Benché qualche mese fa siano girate diverse voci su una possibile candidatura di ZuckOne alle prossime elezioni americane, fa comunque senso vederlo parlare con una mimica e un’intonazione molto simili a quelle di Barack Obama, addirittura concludendo il suo discorso con un yes, ”we can bring the world closer together”. Cita Martin Luther King e la sua battaglia per i diritti civili, ma soprattutto rivendica il merito di aver reso possibile la nascita del #metoo, dando voce a milioni di donne. È assurdo che il censore più potente che sia mai nato al mondo, dopo aver messo seriamente a rischio i processi democratici a livello globale, faccia un elogio smielato del primo emendamento della costituzione americana e della libertà di parola. E non lo fa da una città qualsiasi. La scelta di volare dalla California fino alla capitale politica Washington, ci obbliga a contestualizzare questa conferenza nel dibattito politico americano.
Il dibattito americano e la Warren
E qui finalmente arriviamo al casus belli: cosa diavolo ha in testa il nostro ZuckOne? Sicuramente non le pagine di qualche testata giornalistica indipendente italiana, molto più probabilmente qualche tweet di Elizabeth Warren. Tutto è iniziato con la nuova policy della piattaforma, che in vista delle elezioni americane ha deciso di aggiornare (unilateralmente, come sempre) le strategie necessarie a “garantire il regolare svolgimento democratico del voto”. In particolare sono state escluse le pubblicità politiche dalle norme che regolano tutti gli altri contenuti e quindi dal processo automatico di revisione.

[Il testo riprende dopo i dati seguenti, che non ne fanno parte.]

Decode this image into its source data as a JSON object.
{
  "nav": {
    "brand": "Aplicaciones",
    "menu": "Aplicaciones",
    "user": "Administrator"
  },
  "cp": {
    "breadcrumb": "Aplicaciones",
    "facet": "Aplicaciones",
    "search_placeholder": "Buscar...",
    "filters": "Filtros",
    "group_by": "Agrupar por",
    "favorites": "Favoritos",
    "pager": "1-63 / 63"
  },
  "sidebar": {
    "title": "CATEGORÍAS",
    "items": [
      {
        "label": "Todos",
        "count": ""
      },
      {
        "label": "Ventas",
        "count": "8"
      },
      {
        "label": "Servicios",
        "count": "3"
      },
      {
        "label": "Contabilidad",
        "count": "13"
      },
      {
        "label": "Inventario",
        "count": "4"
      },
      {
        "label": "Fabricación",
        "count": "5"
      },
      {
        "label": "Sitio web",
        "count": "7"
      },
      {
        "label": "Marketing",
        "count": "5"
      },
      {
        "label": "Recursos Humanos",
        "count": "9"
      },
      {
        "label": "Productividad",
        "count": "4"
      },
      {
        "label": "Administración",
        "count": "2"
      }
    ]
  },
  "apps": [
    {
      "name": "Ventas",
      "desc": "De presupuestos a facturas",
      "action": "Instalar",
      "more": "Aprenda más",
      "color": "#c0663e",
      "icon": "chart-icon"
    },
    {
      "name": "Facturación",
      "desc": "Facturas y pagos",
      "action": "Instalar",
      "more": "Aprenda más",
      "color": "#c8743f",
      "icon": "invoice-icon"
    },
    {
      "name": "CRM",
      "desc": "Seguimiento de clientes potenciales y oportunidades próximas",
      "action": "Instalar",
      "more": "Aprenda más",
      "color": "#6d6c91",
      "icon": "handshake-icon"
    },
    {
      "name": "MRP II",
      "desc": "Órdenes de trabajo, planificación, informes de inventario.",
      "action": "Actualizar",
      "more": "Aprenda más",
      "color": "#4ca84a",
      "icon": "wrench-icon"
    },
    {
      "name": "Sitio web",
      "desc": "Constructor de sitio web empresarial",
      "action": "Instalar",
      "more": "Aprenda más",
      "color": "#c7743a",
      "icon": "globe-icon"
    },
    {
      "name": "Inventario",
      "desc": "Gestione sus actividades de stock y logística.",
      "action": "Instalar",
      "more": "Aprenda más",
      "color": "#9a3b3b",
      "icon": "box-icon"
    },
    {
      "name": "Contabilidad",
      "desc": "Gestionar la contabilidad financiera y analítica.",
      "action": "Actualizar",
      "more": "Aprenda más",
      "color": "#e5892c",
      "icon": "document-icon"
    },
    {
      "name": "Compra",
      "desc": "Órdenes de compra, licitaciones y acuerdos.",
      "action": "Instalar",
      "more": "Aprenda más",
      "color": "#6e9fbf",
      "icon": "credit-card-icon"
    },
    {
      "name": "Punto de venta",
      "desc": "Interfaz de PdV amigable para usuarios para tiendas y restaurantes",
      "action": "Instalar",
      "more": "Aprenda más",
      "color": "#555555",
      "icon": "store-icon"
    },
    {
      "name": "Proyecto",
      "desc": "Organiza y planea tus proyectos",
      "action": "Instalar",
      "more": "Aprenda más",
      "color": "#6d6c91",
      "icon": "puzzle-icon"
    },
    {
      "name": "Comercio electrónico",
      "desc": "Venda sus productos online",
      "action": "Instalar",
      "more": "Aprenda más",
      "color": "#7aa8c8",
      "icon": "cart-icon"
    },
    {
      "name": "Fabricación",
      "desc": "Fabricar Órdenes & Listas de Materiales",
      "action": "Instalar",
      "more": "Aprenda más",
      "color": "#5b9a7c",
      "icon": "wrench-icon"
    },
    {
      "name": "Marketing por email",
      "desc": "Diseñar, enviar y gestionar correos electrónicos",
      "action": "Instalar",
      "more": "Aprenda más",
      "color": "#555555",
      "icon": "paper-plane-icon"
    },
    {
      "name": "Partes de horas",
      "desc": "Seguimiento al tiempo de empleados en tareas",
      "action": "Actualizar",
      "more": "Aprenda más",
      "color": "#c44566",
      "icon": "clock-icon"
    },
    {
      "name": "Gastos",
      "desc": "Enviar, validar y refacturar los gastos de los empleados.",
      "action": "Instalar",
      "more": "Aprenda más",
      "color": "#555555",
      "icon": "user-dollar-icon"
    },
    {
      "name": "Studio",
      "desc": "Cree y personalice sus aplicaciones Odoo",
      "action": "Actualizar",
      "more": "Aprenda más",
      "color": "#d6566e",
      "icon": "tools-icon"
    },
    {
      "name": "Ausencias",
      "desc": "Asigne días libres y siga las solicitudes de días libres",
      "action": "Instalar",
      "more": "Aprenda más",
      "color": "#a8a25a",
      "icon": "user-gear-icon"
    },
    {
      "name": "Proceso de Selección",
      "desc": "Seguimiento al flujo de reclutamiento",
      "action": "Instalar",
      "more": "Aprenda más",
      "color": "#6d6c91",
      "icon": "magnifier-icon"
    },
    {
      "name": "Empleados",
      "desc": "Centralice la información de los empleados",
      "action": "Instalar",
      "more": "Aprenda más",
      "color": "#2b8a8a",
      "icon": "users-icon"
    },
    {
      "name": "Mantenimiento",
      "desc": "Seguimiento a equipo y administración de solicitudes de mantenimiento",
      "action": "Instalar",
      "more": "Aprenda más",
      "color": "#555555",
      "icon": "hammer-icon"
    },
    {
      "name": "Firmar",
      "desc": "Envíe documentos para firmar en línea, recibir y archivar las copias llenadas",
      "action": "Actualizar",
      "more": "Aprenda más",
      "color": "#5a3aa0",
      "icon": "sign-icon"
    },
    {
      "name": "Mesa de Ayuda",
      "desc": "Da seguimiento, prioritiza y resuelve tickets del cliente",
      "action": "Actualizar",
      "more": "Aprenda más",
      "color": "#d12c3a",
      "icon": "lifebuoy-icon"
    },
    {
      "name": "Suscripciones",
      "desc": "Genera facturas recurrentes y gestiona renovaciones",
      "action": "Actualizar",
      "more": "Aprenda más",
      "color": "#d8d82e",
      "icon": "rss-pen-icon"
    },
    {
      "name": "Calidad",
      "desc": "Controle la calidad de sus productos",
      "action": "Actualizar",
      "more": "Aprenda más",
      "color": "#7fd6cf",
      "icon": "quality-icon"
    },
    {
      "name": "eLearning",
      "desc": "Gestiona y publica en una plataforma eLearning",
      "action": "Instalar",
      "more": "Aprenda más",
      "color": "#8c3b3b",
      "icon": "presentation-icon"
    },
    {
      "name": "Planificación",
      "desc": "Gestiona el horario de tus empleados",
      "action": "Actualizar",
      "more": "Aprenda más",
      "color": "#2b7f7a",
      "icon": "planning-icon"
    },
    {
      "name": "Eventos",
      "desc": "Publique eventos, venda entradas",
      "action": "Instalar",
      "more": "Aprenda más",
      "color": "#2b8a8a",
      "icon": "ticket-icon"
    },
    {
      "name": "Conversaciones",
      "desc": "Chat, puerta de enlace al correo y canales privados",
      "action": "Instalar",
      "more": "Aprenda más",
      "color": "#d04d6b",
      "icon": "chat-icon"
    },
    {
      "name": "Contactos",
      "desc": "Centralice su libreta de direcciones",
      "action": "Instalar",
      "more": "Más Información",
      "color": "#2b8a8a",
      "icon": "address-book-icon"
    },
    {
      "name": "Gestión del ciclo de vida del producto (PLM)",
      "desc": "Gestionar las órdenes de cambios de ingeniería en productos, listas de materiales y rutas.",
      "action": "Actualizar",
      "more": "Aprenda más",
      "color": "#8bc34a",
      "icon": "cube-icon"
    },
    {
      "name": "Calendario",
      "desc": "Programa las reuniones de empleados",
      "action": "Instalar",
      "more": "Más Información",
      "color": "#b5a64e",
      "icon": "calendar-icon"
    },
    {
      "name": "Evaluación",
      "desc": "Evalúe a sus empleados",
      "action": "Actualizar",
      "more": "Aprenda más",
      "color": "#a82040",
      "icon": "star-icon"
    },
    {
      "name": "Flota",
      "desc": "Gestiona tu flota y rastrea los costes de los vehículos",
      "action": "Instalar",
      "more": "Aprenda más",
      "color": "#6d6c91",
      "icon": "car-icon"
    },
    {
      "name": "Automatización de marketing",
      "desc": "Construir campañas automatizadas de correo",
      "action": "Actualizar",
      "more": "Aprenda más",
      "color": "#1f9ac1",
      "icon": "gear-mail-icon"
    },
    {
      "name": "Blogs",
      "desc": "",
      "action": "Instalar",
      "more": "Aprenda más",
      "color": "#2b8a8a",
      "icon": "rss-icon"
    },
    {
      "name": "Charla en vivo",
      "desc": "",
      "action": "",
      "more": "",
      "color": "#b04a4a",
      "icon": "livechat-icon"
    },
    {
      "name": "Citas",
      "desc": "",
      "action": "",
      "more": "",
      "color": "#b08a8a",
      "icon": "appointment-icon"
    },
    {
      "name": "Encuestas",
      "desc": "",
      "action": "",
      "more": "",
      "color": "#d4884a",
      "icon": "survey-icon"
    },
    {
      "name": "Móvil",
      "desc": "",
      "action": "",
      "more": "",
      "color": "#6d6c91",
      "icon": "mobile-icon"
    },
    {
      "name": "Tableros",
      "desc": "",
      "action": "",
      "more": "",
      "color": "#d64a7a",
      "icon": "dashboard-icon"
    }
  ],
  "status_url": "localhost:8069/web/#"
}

Poco dopo essere stata introdotta, la nuova regolamentazione è stata trollata in maniera abbastanza divertente. La candidata democratica ha infatti volutamente pubblicato sul suo profilo, sponsorizzandolo come contenuto politico, una notizia falsa e tendenziosa sullo stesso ZuckOne. In questo caso, paradosso del paradosso, una foto dello stesso Mark che stringe la mano a Trump con una finta descrizione che dà per certo il suo endorsement al presidente in carica.
La provocazione è chiara: non è possibile che a personaggi senza scrupoli come lo stesso Trump siano lasciati sponsorizzare contenuti deliberatamente falsi, col fine esplicito di inquinare il dibattito pubblico durante le elezioni, senza che nessuno possa fare niente.
Bisogna tener presente che il presidente Trump ha speso, da maggio 2018, più di 20 milioni di dollari in pubblicità solo dal suo account ufficiale, fino a 1 milione alla settimana in questi ultimi giorni. Ed è per questo che la senatrice democratica in campagna per le presidenziali ha definito la piattaforma Facebook “a disinformation-for-profit machine”, prendendosela con l’altro milionario senza scrupoli che, per qualche soldo in più, accetta le menzogne sul suo social, perfino quelle su se stesso.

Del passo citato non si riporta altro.